FRIDAY, Oct. 17, 2003 (HealthDayNews) -- The announcement last week that a clinical trial on a breast cancer drug was being halted because the results were so promising leaves women with much hope but also many questions.
The study, which appears in the Nov. 6 issue of the New England Journal of Medicine but whose results were released early, found that women taking letrozole, one of a new class of drugs called aromatase inhibitors, had about half the rate of cancer recurrences as women taking a placebo.
"We've had an enormous number of phone calls coming in and have decided as a group that it really is exciting data, but that it shouldn't result in knee-jerk action," says Dr. Amy Tiersten, an associate professor of medicine at New York University School of Medicine in New York City. "It requires a visit with the doctor to go over the pros and cons."
The women enrolled in the study were all postmenopausal, had had breast cancer but were free of malignancies when they enrolled in the study, and had stopped taking tamoxifen within the past three months.
Tamoxifen has been successful in preventing recurrences in women who have estrogen-receptor-positive breast cancer (when the cancer is fueled by the hormone estrogen). The drug reduces the risk of recurrence by 47 percent and the risk of death by 26 percent for five years after surgery. Unfortunately, tamoxifen stops working after that time and may even reverse its action.
While tamoxifen works by occupying the estrogen receptor and preventing the hormone from binding, letrozole goes further and actually blocks production of the hormone. The women in this study had good results when they started taking letrozole within three months of stopping tamoxifen.
About the only thing experts know right now is that women who match the profile of the study participants should strongly consider taking letrozole. That is, these women have to be postmenopausal, have had receptor-positive cancer (but are currently cancer-free), and have finished tamoxifen within the last three months.
"If you fit the profile it's very, very clear," says Dr. James Doroshow, chairman of the division of medical oncology and therapeutics at City of Hope Cancer Center in Duarte, Calif. "[The study] involved many, many patients and I would think that even if you are within the first six months to a year after tamoxifen, extrapolating those results is probably not an enormous stretch."
The questions begin when doctors consider women who have been off tamoxifen for two, three or more years, although the study authors believe these women could also benefit.
"There isn't any plausible biological reason to think that the drug would not work if there had been a greater gap from tamoxifen for three months," study author Dr. Paul Goff said at an Oct. 9 press conference. "It is my belief that any woman who had receptor-positive tumors could be accepted but . . . trying to individualize that patient's risk will be important. If they are 14 years out with low-risk cancer, that will be a very borderline decision."
There's also an issue of how long a woman should take letrozole. The study was halted after a median follow-up of 2.4 years. "So it really only tells us about women who receive letrozole for two to three years," Tiersten says. "The design of the study was meant to randomize patients to five years, so that's a big question as to how long women should be taking aromatase inhibitors -- and it raises a lot of big questions in terms of what the best adjuvant hormonal therapy is for women."
The issue is complicated not just by timing, but by sequencing as well. In what order should women be taking tamoxifen and letrozole or another aromatase inhibitor, or should they skip tamoxifen altogether? There are currently three aromatase inhibitors available and, Goff said, "at this point for the research that's been done in humans, there isn't an easy way to distinguish between them. They all look as if they act in a similar way." Trials are underway to try to find subtle differences.
One study did find that anastrozole, another aromatase inhibitor, was superior to tamoxifen and to a combination of tamoxifen and anastrozole, Doroshow says. It was, however, just one study and should probably be duplicated before current practice is changed.
Letrozole also has some side effects. Because it eliminates production of estrogen, it can exacerbate menopausal symptoms. It may also have an effect on bone density.

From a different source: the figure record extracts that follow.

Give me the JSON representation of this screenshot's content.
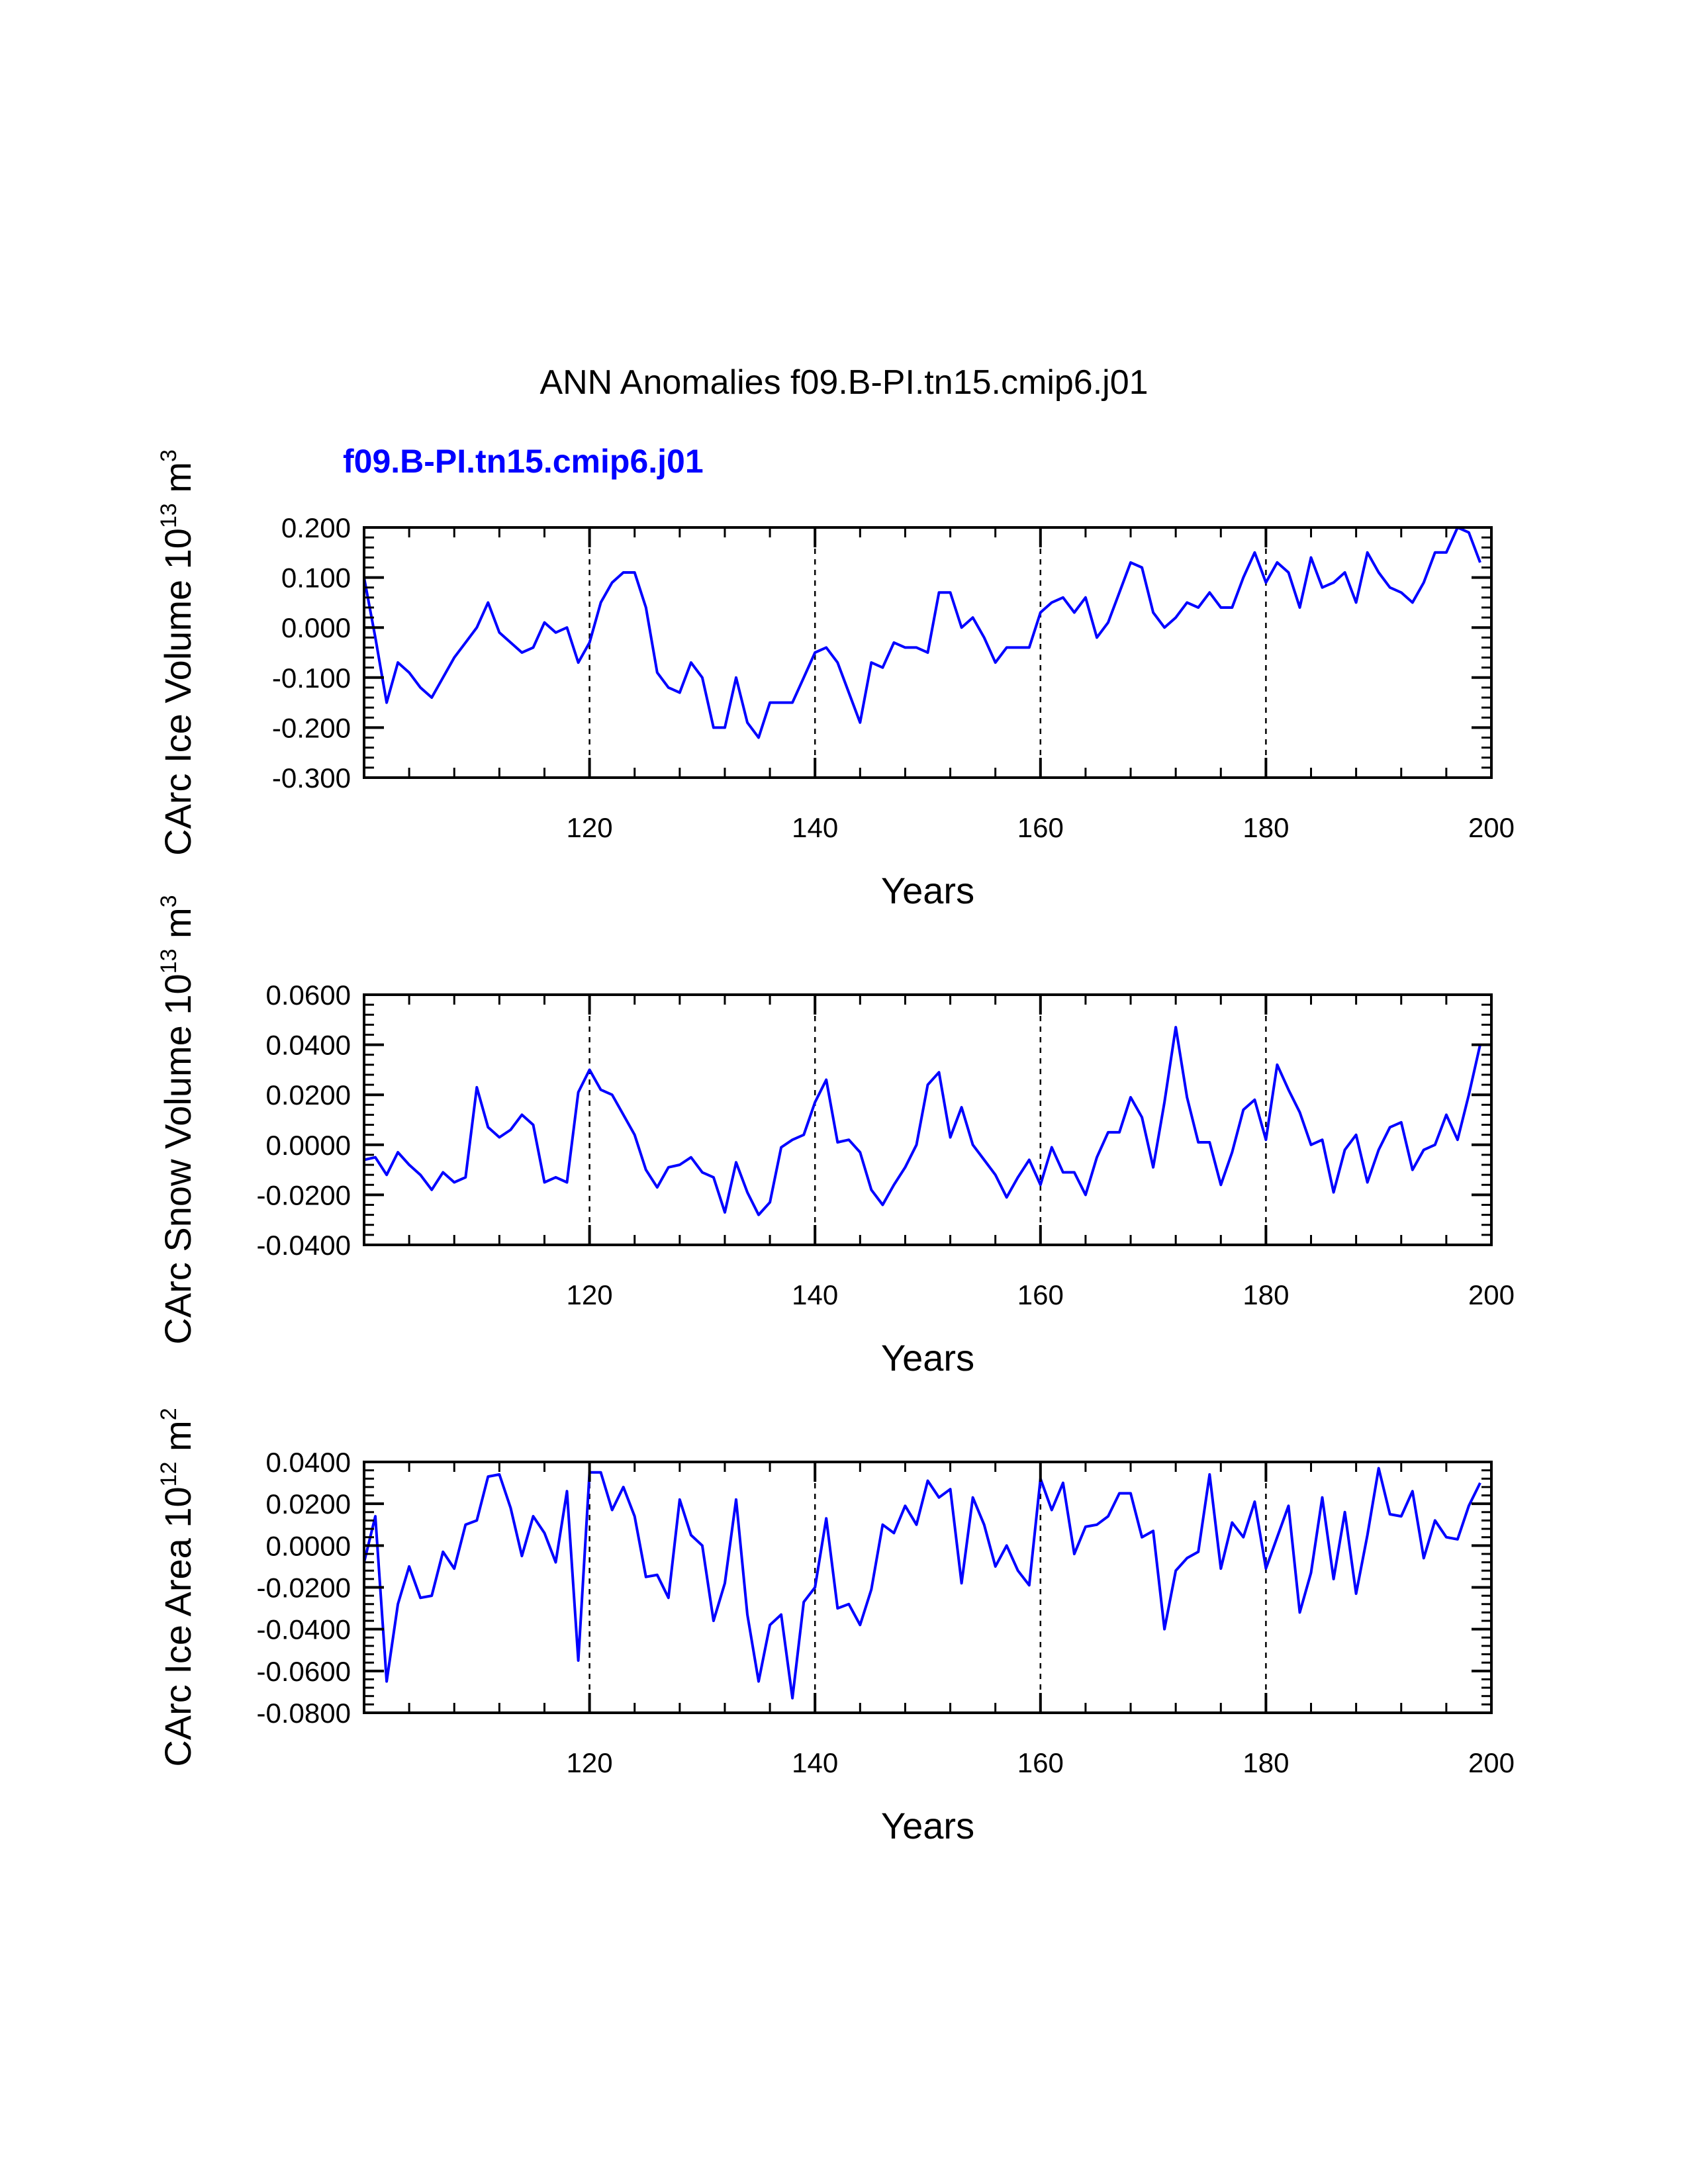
{
  "title": "ANN Anomalies f09.B-PI.tn15.cmip6.j01",
  "case_label": "f09.B-PI.tn15.cmip6.j01",
  "colors": {
    "series": "#0000ff",
    "axis": "#000000",
    "grid": "#000000"
  },
  "chart_data": [
    {
      "type": "line",
      "name": "ice-volume",
      "ylabel_main": "CArc Ice Volume 10",
      "ylabel_exp": "13",
      "ylabel_unit": " m",
      "ylabel_unit_exp": "3",
      "xlabel": "Years",
      "xlim": [
        100,
        200
      ],
      "ylim": [
        -0.3,
        0.2
      ],
      "xticks": [
        120,
        140,
        160,
        180,
        200
      ],
      "xtick_labels": [
        "120",
        "140",
        "160",
        "180",
        "200"
      ],
      "yticks": [
        0.2,
        0.1,
        0.0,
        -0.1,
        -0.2,
        -0.3
      ],
      "ytick_labels": [
        "0.200",
        "0.100",
        "0.000",
        "-0.100",
        "-0.200",
        "-0.300"
      ],
      "vgrid": [
        120,
        140,
        160,
        180
      ],
      "x_start": 100,
      "values": [
        0.1,
        -0.02,
        -0.15,
        -0.07,
        -0.09,
        -0.12,
        -0.14,
        -0.1,
        -0.06,
        -0.03,
        0.0,
        0.05,
        -0.01,
        -0.03,
        -0.05,
        -0.04,
        0.01,
        -0.01,
        0.0,
        -0.07,
        -0.03,
        0.05,
        0.09,
        0.11,
        0.11,
        0.04,
        -0.09,
        -0.12,
        -0.13,
        -0.07,
        -0.1,
        -0.2,
        -0.2,
        -0.1,
        -0.19,
        -0.22,
        -0.15,
        -0.15,
        -0.15,
        -0.1,
        -0.05,
        -0.04,
        -0.07,
        -0.13,
        -0.19,
        -0.07,
        -0.08,
        -0.03,
        -0.04,
        -0.04,
        -0.05,
        0.07,
        0.07,
        0.0,
        0.02,
        -0.02,
        -0.07,
        -0.04,
        -0.04,
        -0.04,
        0.03,
        0.05,
        0.06,
        0.03,
        0.06,
        -0.02,
        0.01,
        0.07,
        0.13,
        0.12,
        0.03,
        0.0,
        0.02,
        0.05,
        0.04,
        0.07,
        0.04,
        0.04,
        0.1,
        0.15,
        0.09,
        0.13,
        0.11,
        0.04,
        0.14,
        0.08,
        0.09,
        0.11,
        0.05,
        0.15,
        0.11,
        0.08,
        0.07,
        0.05,
        0.09,
        0.15,
        0.15,
        0.2,
        0.19,
        0.13
      ]
    },
    {
      "type": "line",
      "name": "snow-volume",
      "ylabel_main": "CArc Snow Volume 10",
      "ylabel_exp": "13",
      "ylabel_unit": " m",
      "ylabel_unit_exp": "3",
      "xlabel": "Years",
      "xlim": [
        100,
        200
      ],
      "ylim": [
        -0.04,
        0.06
      ],
      "xticks": [
        120,
        140,
        160,
        180,
        200
      ],
      "xtick_labels": [
        "120",
        "140",
        "160",
        "180",
        "200"
      ],
      "yticks": [
        0.06,
        0.04,
        0.02,
        0.0,
        -0.02,
        -0.04
      ],
      "ytick_labels": [
        "0.0600",
        "0.0400",
        "0.0200",
        "0.0000",
        "-0.0200",
        "-0.0400"
      ],
      "vgrid": [
        120,
        140,
        160,
        180
      ],
      "x_start": 100,
      "values": [
        -0.006,
        -0.005,
        -0.012,
        -0.003,
        -0.008,
        -0.012,
        -0.018,
        -0.011,
        -0.015,
        -0.013,
        0.023,
        0.007,
        0.003,
        0.006,
        0.012,
        0.008,
        -0.015,
        -0.013,
        -0.015,
        0.021,
        0.03,
        0.022,
        0.02,
        0.012,
        0.004,
        -0.01,
        -0.017,
        -0.009,
        -0.008,
        -0.005,
        -0.011,
        -0.013,
        -0.027,
        -0.007,
        -0.019,
        -0.028,
        -0.023,
        -0.001,
        0.002,
        0.004,
        0.017,
        0.026,
        0.001,
        0.002,
        -0.003,
        -0.018,
        -0.024,
        -0.016,
        -0.009,
        0.0,
        0.024,
        0.029,
        0.003,
        0.015,
        0.0,
        -0.006,
        -0.012,
        -0.021,
        -0.013,
        -0.006,
        -0.016,
        -0.001,
        -0.011,
        -0.011,
        -0.02,
        -0.005,
        0.005,
        0.005,
        0.019,
        0.011,
        -0.009,
        0.017,
        0.047,
        0.019,
        0.001,
        0.001,
        -0.016,
        -0.003,
        0.014,
        0.018,
        0.002,
        0.032,
        0.022,
        0.013,
        0.0,
        0.002,
        -0.019,
        -0.002,
        0.004,
        -0.015,
        -0.002,
        0.007,
        0.009,
        -0.01,
        -0.002,
        0.0,
        0.012,
        0.002,
        0.02,
        0.04
      ]
    },
    {
      "type": "line",
      "name": "ice-area",
      "ylabel_main": "CArc Ice Area 10",
      "ylabel_exp": "12",
      "ylabel_unit": " m",
      "ylabel_unit_exp": "2",
      "xlabel": "Years",
      "xlim": [
        100,
        200
      ],
      "ylim": [
        -0.08,
        0.04
      ],
      "xticks": [
        120,
        140,
        160,
        180,
        200
      ],
      "xtick_labels": [
        "120",
        "140",
        "160",
        "180",
        "200"
      ],
      "yticks": [
        0.04,
        0.02,
        0.0,
        -0.02,
        -0.04,
        -0.06,
        -0.08
      ],
      "ytick_labels": [
        "0.0400",
        "0.0200",
        "0.0000",
        "-0.0200",
        "-0.0400",
        "-0.0600",
        "-0.0800"
      ],
      "vgrid": [
        120,
        140,
        160,
        180
      ],
      "x_start": 100,
      "values": [
        -0.008,
        0.014,
        -0.065,
        -0.028,
        -0.01,
        -0.025,
        -0.024,
        -0.003,
        -0.011,
        0.01,
        0.012,
        0.033,
        0.034,
        0.018,
        -0.005,
        0.014,
        0.006,
        -0.008,
        0.026,
        -0.055,
        0.035,
        0.035,
        0.017,
        0.028,
        0.014,
        -0.015,
        -0.014,
        -0.025,
        0.022,
        0.005,
        0.0,
        -0.036,
        -0.018,
        0.022,
        -0.033,
        -0.065,
        -0.038,
        -0.033,
        -0.073,
        -0.027,
        -0.02,
        0.013,
        -0.03,
        -0.028,
        -0.038,
        -0.021,
        0.01,
        0.006,
        0.019,
        0.01,
        0.031,
        0.023,
        0.027,
        -0.018,
        0.023,
        0.01,
        -0.01,
        0.0,
        -0.012,
        -0.019,
        0.032,
        0.017,
        0.03,
        -0.004,
        0.009,
        0.01,
        0.014,
        0.025,
        0.025,
        0.004,
        0.007,
        -0.04,
        -0.012,
        -0.006,
        -0.003,
        0.034,
        -0.011,
        0.011,
        0.004,
        0.021,
        -0.011,
        0.004,
        0.019,
        -0.032,
        -0.013,
        0.023,
        -0.016,
        0.016,
        -0.023,
        0.005,
        0.037,
        0.015,
        0.014,
        0.026,
        -0.006,
        0.012,
        0.004,
        0.003,
        0.019,
        0.03
      ]
    }
  ]
}
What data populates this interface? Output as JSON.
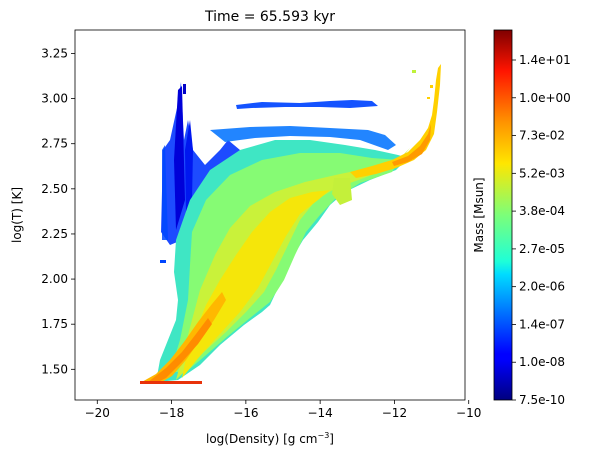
{
  "chart_data": {
    "type": "heatmap",
    "title": "Time = 65.593 kyr",
    "xlabel": "log(Density) [g cm",
    "xlabel_sup": "−3",
    "xlabel_end": "]",
    "ylabel": "log(T) [K]",
    "xlim": [
      -20.6,
      -10.1
    ],
    "ylim": [
      1.33,
      3.38
    ],
    "xticks": [
      -20,
      -18,
      -16,
      -14,
      -12,
      -10
    ],
    "xtick_labels": [
      "−20",
      "−18",
      "−16",
      "−14",
      "−12",
      "−10"
    ],
    "yticks": [
      1.5,
      1.75,
      2.0,
      2.25,
      2.5,
      2.75,
      3.0,
      3.25
    ],
    "ytick_labels": [
      "1.50",
      "1.75",
      "2.00",
      "2.25",
      "2.50",
      "2.75",
      "3.00",
      "3.25"
    ],
    "colorbar": {
      "label": "Mass [Msun]",
      "scale": "log",
      "colormap": "jet",
      "tick_labels": [
        "7.5e-10",
        "1.0e-08",
        "1.4e-07",
        "2.0e-06",
        "2.7e-05",
        "3.8e-04",
        "5.2e-03",
        "7.3e-02",
        "1.0e+00",
        "1.4e+01"
      ]
    },
    "grid": false,
    "regions": [
      {
        "name": "dense-cold-tail",
        "x_range": [
          -18.7,
          -16.5
        ],
        "y_range": [
          1.43,
          2.0
        ],
        "level": 0.82
      },
      {
        "name": "main-diagonal-band",
        "x_range": [
          -17.5,
          -13.5
        ],
        "y_range": [
          1.7,
          2.6
        ],
        "level": 0.7
      },
      {
        "name": "warm-plume",
        "x_range": [
          -16.0,
          -12.0
        ],
        "y_range": [
          2.4,
          2.7
        ],
        "level": 0.62
      },
      {
        "name": "high-density-hook",
        "x_range": [
          -12.0,
          -11.0
        ],
        "y_range": [
          2.6,
          3.2
        ],
        "level": 0.8
      },
      {
        "name": "low-density-column",
        "x_range": [
          -18.2,
          -17.4
        ],
        "y_range": [
          2.2,
          3.08
        ],
        "level": 0.12
      },
      {
        "name": "warm-low-mass-sheet",
        "x_range": [
          -16.5,
          -13.0
        ],
        "y_range": [
          2.85,
          2.97
        ],
        "level": 0.15
      }
    ]
  }
}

Finally, there is the question of cost. Letrozole, which comes in pill form and costs about $200 a month, is already approved for metastatic breast cancer. Gloria Stone, a spokesman for Novartis, which makes the drug, says the company will be filing for a new indication with European authorities and with the U.S. Food and Drug Administration, probably in the second half of next year. She doesn't foresee any insurance problems in the meantime. "There's probably some variety with insurance but, in general, we don't anticipate significant problems for reimbursement if the doctor thought it was appropriate," Stone says.
But, as Tiersten points out, a good proportion of the women who would qualify for letrozole under the new indication are over 65 and have Medicare, which has limited prescription coverage.
That particular quagmire will have to be worked out at the policy level. For women who can afford the drug, Doroshow says, "the only reasonable strategy is to discuss all the risks and benefits, the limits of the data as they exist, and the fact that it will be a considerable amount of time before one knows more about how to deal with these questions."